Harris is obviously influenced by Marx, and from knowing Ray he is also influenced by those early anacharists. And yet he is integrally informed so he adds to those theories while not being strictly limited to them.

And yes, all of this revolution of the masses does presuppose a relatively ample economic surplus brought on by the industrial revolution. Yet this revolution is not communist but rather democratic. It’s a fight to introduce democracy not only into politics but into business. Capitalism is not a democratic economic system and is not by necessity wed to our democratic political system, although we can see how it is corrupting that political system by such as the recent Supreme Corp ruling. And capitalism is not by necessity wed to the industrial revolution but one could argue it’s a holdover of feudal aristocratic governance applied to the new forms of market economy that emerged with industrialization. As I said in the spiritual commodity thread, using Wilber using Marx, the economic base advanced much more quickly than the societal worldview, with the latter trying to impose its view on the new economic structure.

Perhaps it’s time for the view to catch up to the economic base? We know that democratic businesses, like credit unions for example, are a very competitive and viable alternative to for profit, capitalistic banks. Same with worker-owned businesses. And these alternatives also create surplus that does not have to go to rugged individualistic shareholders as profit but can be redistributed to members and communities for more beneficial social purposes.
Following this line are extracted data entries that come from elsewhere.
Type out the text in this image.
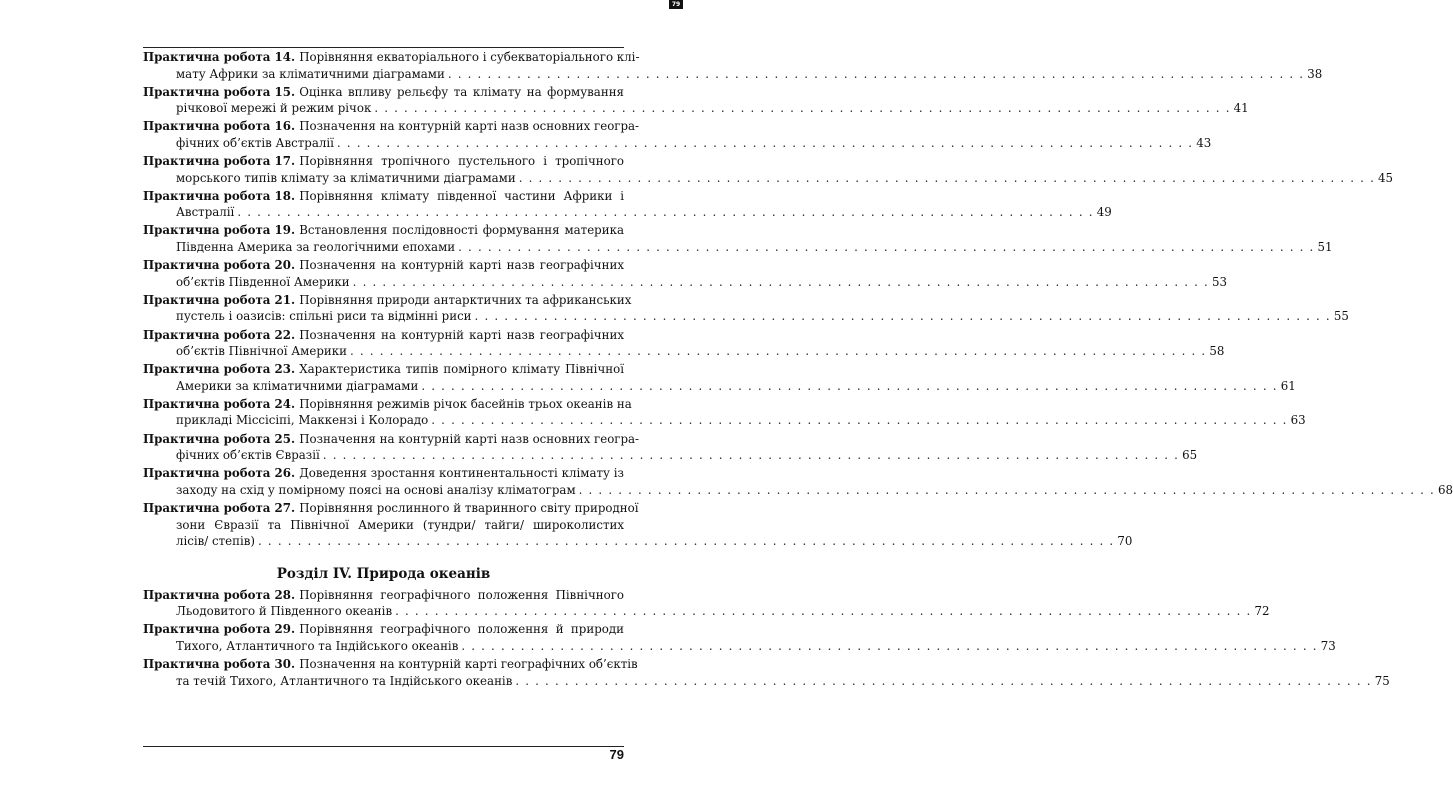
79
Практична робота 14. Порівняння екваторіального і субекваторіального клі-
мату Африки за кліматичними діаграмами . . .	38
Практична робота 15. Оцінка впливу рельєфу та клімату на формування
річкової мережі й режим річок . . .	41
Практична робота 16. Позначення на контурній карті назв основних геогра-
фічних об’єктів Австралії . . .	43
Практична робота 17. Порівняння тропічного пустельного і тропічного
морського типів клімату за кліматичними діаграмами . . .	45
Практична робота 18. Порівняння клімату південної частини Африки і
Австралії . . .	49
Практична робота 19. Встановлення послідовності формування материка
Південна Америка за геологічними епохами . . .	51
Практична робота 20. Позначення на контурній карті назв географічних
об’єктів Південної Америки . . .	53
Практична робота 21. Порівняння природи антарктичних та африканських
пустель і оазисів: спільні риси та відмінні риси . . .	55
Практична робота 22. Позначення на контурній карті назв географічних
об’єктів Північної Америки . . .	58
Практична робота 23. Характеристика типів помірного клімату Північної
Америки за кліматичними діаграмами . . .	61
Практична робота 24. Порівняння режимів річок басейнів трьох океанів на
прикладі Міссісіпі, Маккензі і Колорадо . . .	63
Практична робота 25. Позначення на контурній карті назв основних геогра-
фічних об’єктів Євразії . . .	65
Практична робота 26. Доведення зростання континентальності клімату із
заходу на схід у помірному поясі на основі аналізу кліматограм . . .	68
Практична робота 27. Порівняння рослинного й тваринного світу природної
зони Євразії та Північної Америки (тундри/ тайги/ широколистих
лісів/ степів) . . .	70
Розділ IV. Природа океанів
Практична робота 28. Порівняння географічного положення Північного
Льодовитого й Південного океанів . . .	72
Практична робота 29. Порівняння географічного положення й природи
Тихого, Атлантичного та Індійського океанів . . .	73
Практична робота 30. Позначення на контурній карті географічних об’єктів
та течій Тихого, Атлантичного та Індійського океанів . . .	75
79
Harris ideas about distributing such surplus on each level under the prime directive seem integrally apropos here. All of which seems more suitable expressions of democracy wedded to markets than the aristocratic capitalism currently in power.

Integral Capitalism?

Sunday, December 27th, 2009

Edward Berge

There’s a new discussion on the above topic at the IPS pod at Gaia. Here’s an excerpt from the introduction:

This weeks Integral Life audio offering is one of the more interesting ones lately.

The official statement here seems to be: We have to live with the Capitalist system right now, yes we know it has got failures and shortcomings, but if we try hard and meditate daily, we can improve the system into green and beyond. All we need is faith and patience.

But what if this is not true? What if the “small problems” of capitalism are sort of ‘built in’ the system and just won’t go away? What if a green capitalism won’t change a thing about the inequalities and injustice of the world?